Sturmfest und erdverwachsen
Bäume nicht voreilig fällen


(Bremen, den 10.11.17) Drei kräftige Stürme hintereinander haben manchen Baum das Leben gekostet. Viel gefährlicher für die Laub- und Nadelträger ist jedoch die Welle an Fällungen im vorauseilenden Gehorsam, die nun auf Gärten und Parks zurollt, warnt der NABU. Die Naturschützer betonen, dass vor allem vorgeschädigte Bäume geworfen werden und manche Arten besonders sturmfest, weil erdverwachsen seien. Bevor zur Säge, sollte zunächst zum Bestimmungsbuch gegriffen werden.
„Manch ein Anruf in der letzten Zeit grenzte schon an Hysterie“, erklärt NABU-Geschäftsführer Sönke Hofmann, „häufige Frage war, ob vom Baum im Garten eine Gefahr ausgehe.“ Doch pauschal lasse sich das nicht beantworten, denn neben dem arteigenen Wurzelwerk entscheiden auch Vorschäden an Wurzel und Stamm über die Vitalität und damit Sturmfestigkeit eines Baumes. Eine besondere Rolle spielen auch Wasser und Bodenart, betont der NABU.

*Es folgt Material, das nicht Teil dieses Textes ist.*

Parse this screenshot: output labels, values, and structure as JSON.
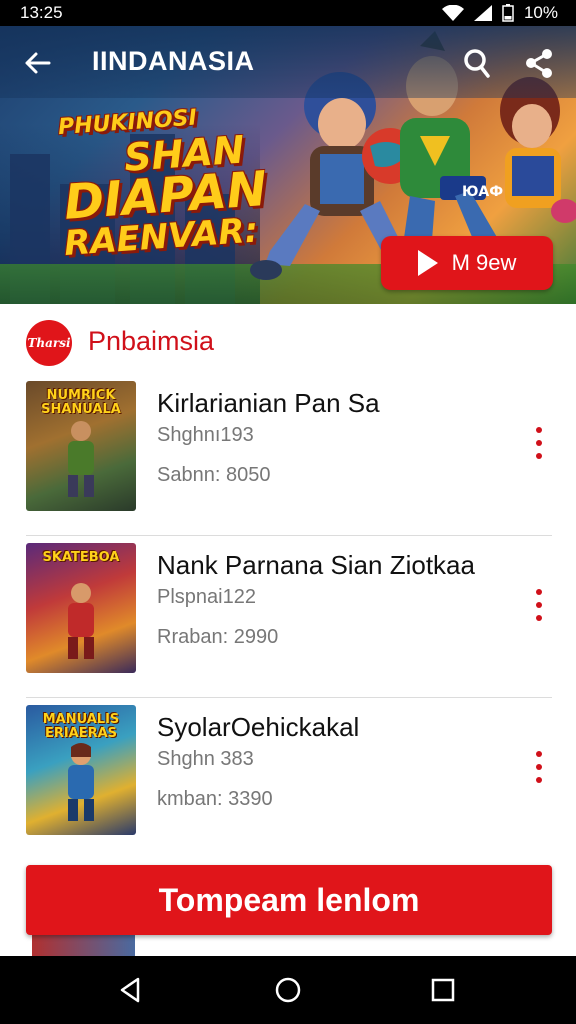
{
  "status_bar": {
    "time": "13:25",
    "battery": "10%"
  },
  "app_bar": {
    "title": "IINDANASIA"
  },
  "hero": {
    "promo_lines": [
      "PHUKINOSI",
      "SHAN",
      "DIAPAN",
      "RAENVAR:"
    ],
    "badge_text": "ЮАФ",
    "watch_button_label": "M 9ew"
  },
  "section": {
    "logo_text": "Tharsi",
    "title": "Pnbaimsia"
  },
  "items": [
    {
      "title": "Kirlarianian Pan Sa",
      "subtitle": "Shghnı193",
      "meta": "Sabnn: 8050",
      "thumb_label": "NUMRICK SHANUALA"
    },
    {
      "title": "Nank Parnana Sian Ziotkaa",
      "subtitle": "Plspnai122",
      "meta": "Rraban: 2990",
      "thumb_label": "SKATEBOA"
    },
    {
      "title": "SyolarOehickakal",
      "subtitle": "Shghn 383",
      "meta": "kmban: 3390",
      "thumb_label": "MANUALIS ERIAERAS"
    }
  ],
  "action_button_label": "Tompeam lenlom",
  "colors": {
    "accent": "#e0151a",
    "accent_text": "#d0101a",
    "meta_text": "#777777"
  }
}
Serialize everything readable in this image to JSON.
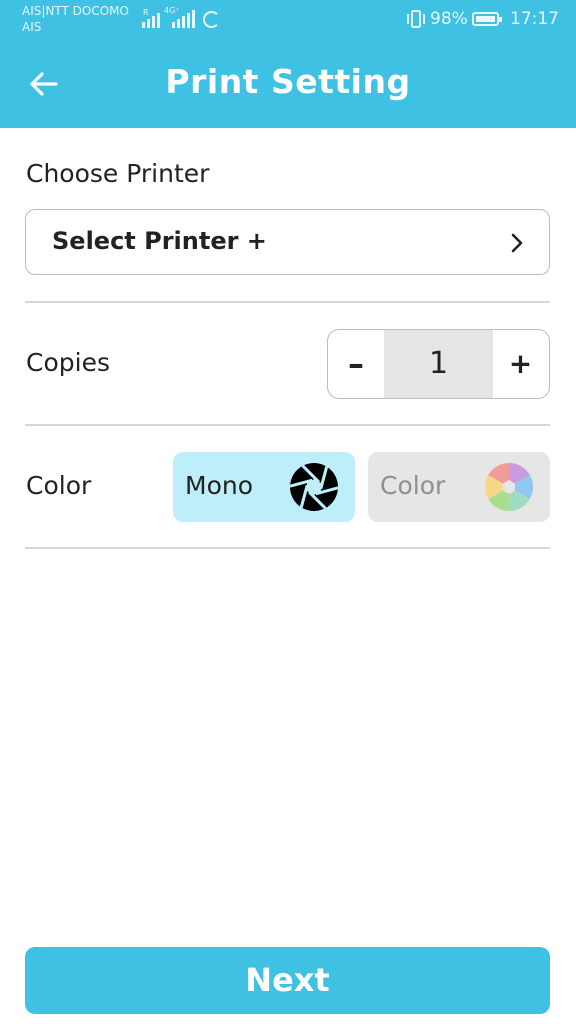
{
  "status_bar": {
    "carrier_line1": "AIS|NTT DOCOMO",
    "carrier_line2": "AIS",
    "signal1_tag": "R",
    "signal2_tag": "4G⁺",
    "battery_text": "98%",
    "time": "17:17"
  },
  "header": {
    "title": "Print Setting",
    "back_icon": "arrow-left-icon"
  },
  "printer": {
    "section_label": "Choose Printer",
    "select_label": "Select Printer +",
    "chevron_icon": "chevron-right-icon"
  },
  "copies": {
    "label": "Copies",
    "minus": "–",
    "value": "1",
    "plus": "+"
  },
  "color": {
    "label": "Color",
    "options": [
      {
        "label": "Mono",
        "icon": "aperture-black-icon",
        "selected": true
      },
      {
        "label": "Color",
        "icon": "aperture-color-icon",
        "selected": false
      }
    ]
  },
  "footer": {
    "next_label": "Next"
  },
  "colors": {
    "accent": "#3ec1e3",
    "selected_option_bg": "#bfeefb",
    "unselected_option_bg": "#e6e6e6"
  }
}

„Die allermeisten Bäume in Bremen sind nach dem Weltkrieg gekeimt“, weiß der gelernte Förster Hofmann, „mit ihren bestenfalls 70 Jahren sind das in Baumkreisen noch junge Hüpfer.“ Allerdings können Wurzelverletzungen durch Bagger auch den stärksten Baum umhauen. „Die dickeren Wurzeln sind für den Baum wie Haltetaue für‘s Zirkuszelt. Werden sie gekappt, leidet die Stabilität und es braucht Jahrzehnte, bis der Baum den Schaden ausgleichen kann.“
Dennoch heilen gerade bei jungen Bäumen Schäden bewundernswert schnell. Auch Schieflagen gleichen Bäume aus, indem sie bei Nadelbäumen Zugholz, bei Laubbäumen Druckholz ausbilden. „Ein schiefgedrückter Baum wächst auf einer Seite des Stammes stärker, um die Belastung auszugleichen“, so der NABU. Faulstellen am Stamm kapseln gesunde Bäume einfach ab und verstärken dort das Holzwachstum. Für Pilz & Co wird eine starke Barriere aufgebaut und der Stabilitätsverlust ausgeglichen.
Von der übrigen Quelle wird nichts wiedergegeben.